国内の漁業関連のステークホルダーとして、民(田井水産など)・自治体(舞鶴市など)・学(はこだて未来大学、鳥羽商船高専など)・金(京都銀行など)・報(京都新聞など)と情報共有しています。またフィンランドでIT漁業を進めているGofore社と意見交換をするなど、展開の基盤整備と準備を進めています。

他分野を含めた「高専が得意とするIT技術を活用した」マルチステークホルダーによる社会サービスの創出

参加メンバーが行ったEUのFP7プロジェクトによるスペインの地方都市振興の調査と東日本大震災からの復興活動に基づきます。地域の社会サービス創出の手順をまとめていて、地域でのサービス創出の手順は以下の通りになります。

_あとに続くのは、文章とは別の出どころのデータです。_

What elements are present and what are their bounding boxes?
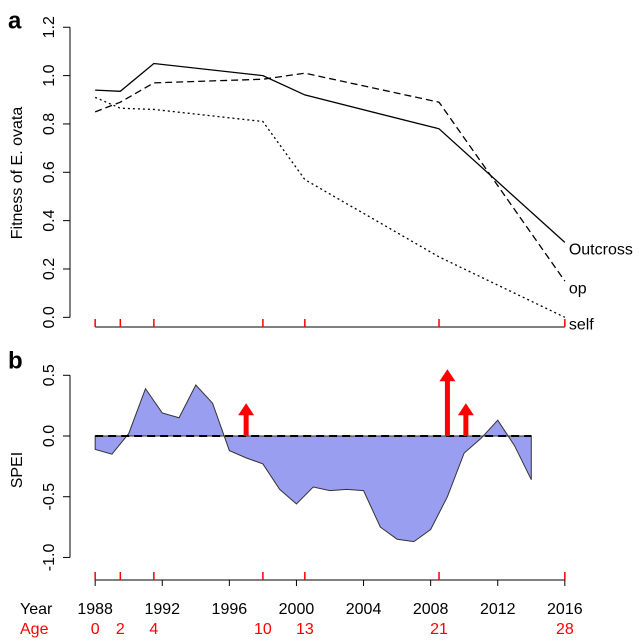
y-tick-label: 1.0 xyxy=(41,64,58,86)
y-tick-label: -1.0 xyxy=(41,544,58,572)
y-tick-label: 0.4 xyxy=(41,209,58,231)
event-arrow-head xyxy=(439,369,456,382)
y-tick-label: 0.0 xyxy=(41,425,58,447)
x-tick-label: 1992 xyxy=(144,601,180,618)
y-axis-label: SPEI xyxy=(9,452,26,488)
series-line xyxy=(94,96,566,318)
age-label: 10 xyxy=(254,621,272,638)
y-axis-label: Fitness of E. ovata xyxy=(9,107,26,240)
age-label: 2 xyxy=(116,621,125,638)
series-label: op xyxy=(569,280,587,297)
series-line xyxy=(94,72,566,282)
age-label: 28 xyxy=(556,621,574,638)
y-tick-label: 0.5 xyxy=(41,364,58,386)
y-tick-label: -0.5 xyxy=(41,483,58,511)
x-tick-label: 2004 xyxy=(346,601,382,618)
x-tick-label: 2012 xyxy=(480,601,516,618)
spei-area xyxy=(94,384,532,543)
y-tick-label: 0.0 xyxy=(41,306,58,328)
panel-label: b xyxy=(8,347,23,374)
y-tick-label: 0.8 xyxy=(41,113,58,135)
x-tick-label: 2016 xyxy=(547,601,583,618)
panel-label: a xyxy=(8,7,22,34)
x-axis-label: Year xyxy=(20,601,53,618)
y-tick-label: 0.6 xyxy=(41,161,58,183)
x-tick-label: 1988 xyxy=(77,601,113,618)
age-label: 21 xyxy=(430,621,448,638)
age-label: 4 xyxy=(149,621,158,638)
age-label: 0 xyxy=(91,621,100,638)
age-label: 13 xyxy=(296,621,314,638)
x-tick-label: 2008 xyxy=(413,601,449,618)
x-tick-label: 2000 xyxy=(279,601,315,618)
age-label: Age xyxy=(20,621,49,638)
series-label: self xyxy=(569,317,594,334)
event-arrow-head xyxy=(457,403,474,416)
event-arrow-head xyxy=(238,403,255,416)
y-tick-label: 1.2 xyxy=(41,16,58,38)
y-tick-label: 0.2 xyxy=(41,258,58,280)
series-line xyxy=(95,62,566,243)
x-tick-label: 1996 xyxy=(212,601,248,618)
series-label: Outcross xyxy=(569,242,633,259)
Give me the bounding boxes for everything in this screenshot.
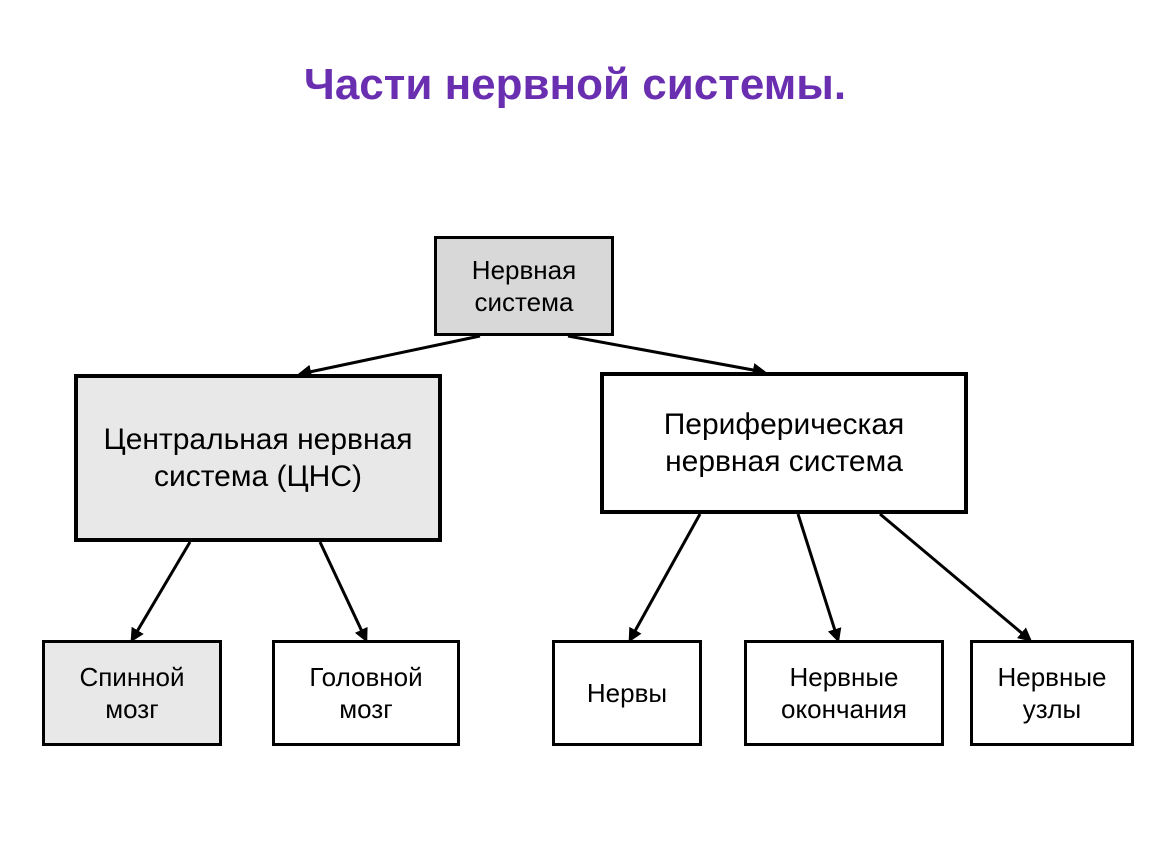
edge [798,514,838,640]
node-ganglia: Нервные узлы [970,640,1134,746]
node-cns: Центральная нервная система (ЦНС) [74,374,442,542]
edge [880,514,1030,640]
node-endings: Нервные окончания [744,640,944,746]
diagram-title: Части нервной системы. [0,60,1150,110]
edge [300,336,480,374]
node-spinal: Спинной мозг [42,640,222,746]
edge [320,542,366,640]
node-root: Нервная система [434,236,614,336]
node-nerves: Нервы [552,640,702,746]
edge [630,514,700,640]
edge [568,336,764,372]
node-brain: Головной мозг [272,640,460,746]
edge [132,542,190,640]
node-pns: Периферическая нервная система [600,372,968,514]
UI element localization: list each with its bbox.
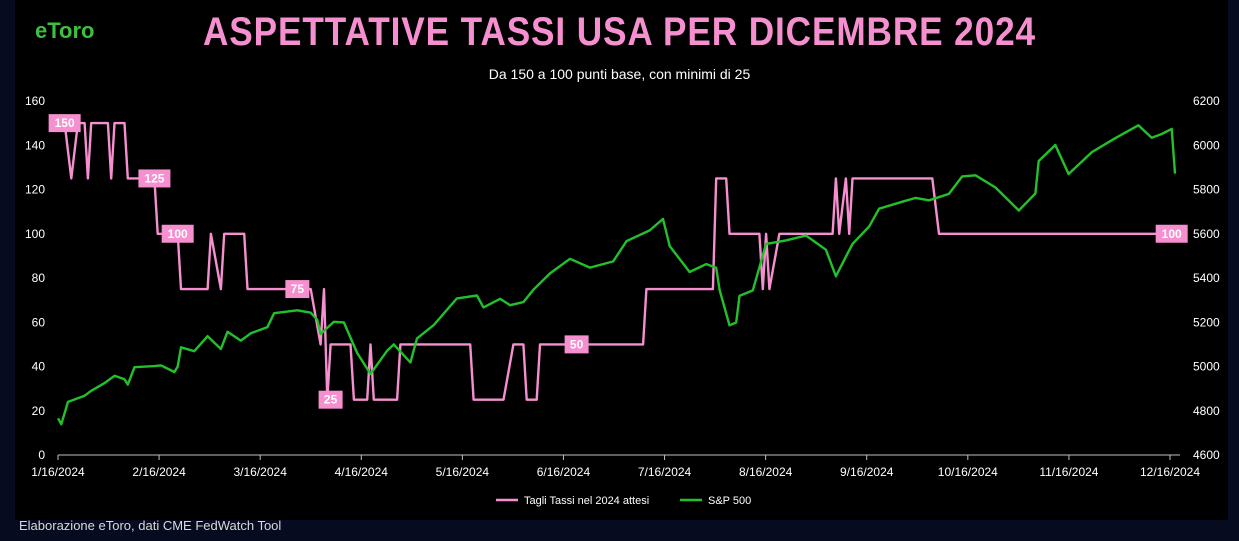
y-left-tick-label: 20 (32, 404, 46, 418)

  • 地域のポテンシャル(可能性)を、自然・文化・社会・経済などの観点から把握します。
  • 地域のステークホルダーが集まって、地域の課題・ニーズを把握します。
  • 地域経済循環分析等により、地域のシーズ・強みを把握します。
  • 課題の優先順位付け、強みを発揮できるステークホルダーの特定、実際に利用できる資源を確保した上で、課題解決プロジェクトを計画します。
  • 実施するメンバーは、リスクと責任範囲を明確にした上でプロジェクトを実施します。
  • 地域の持続性を担保するために、事業化を行い、自律化していきます。

事業化については、参加メンバーは内閣府の地方創生SDGs官民連携プラットフォームにおいて、(一社)PMI日本支部が主催するスタートアップ研究分科会アドバンスコースで、「ITを活用した舞鶴市の小規模河川の防災システム」を舞鶴市・KDDIほかと事業化を進めています。リーンキャンバス、ロジックモデルなどを用いて、SDGsに基づいた事業化手法をまとめています。(https://www.pmi-japan.org/sdgs/)

上述を各地域の課題に適用し、新たな課題を発見すれば、他分野の社会サービスの創出が可能です。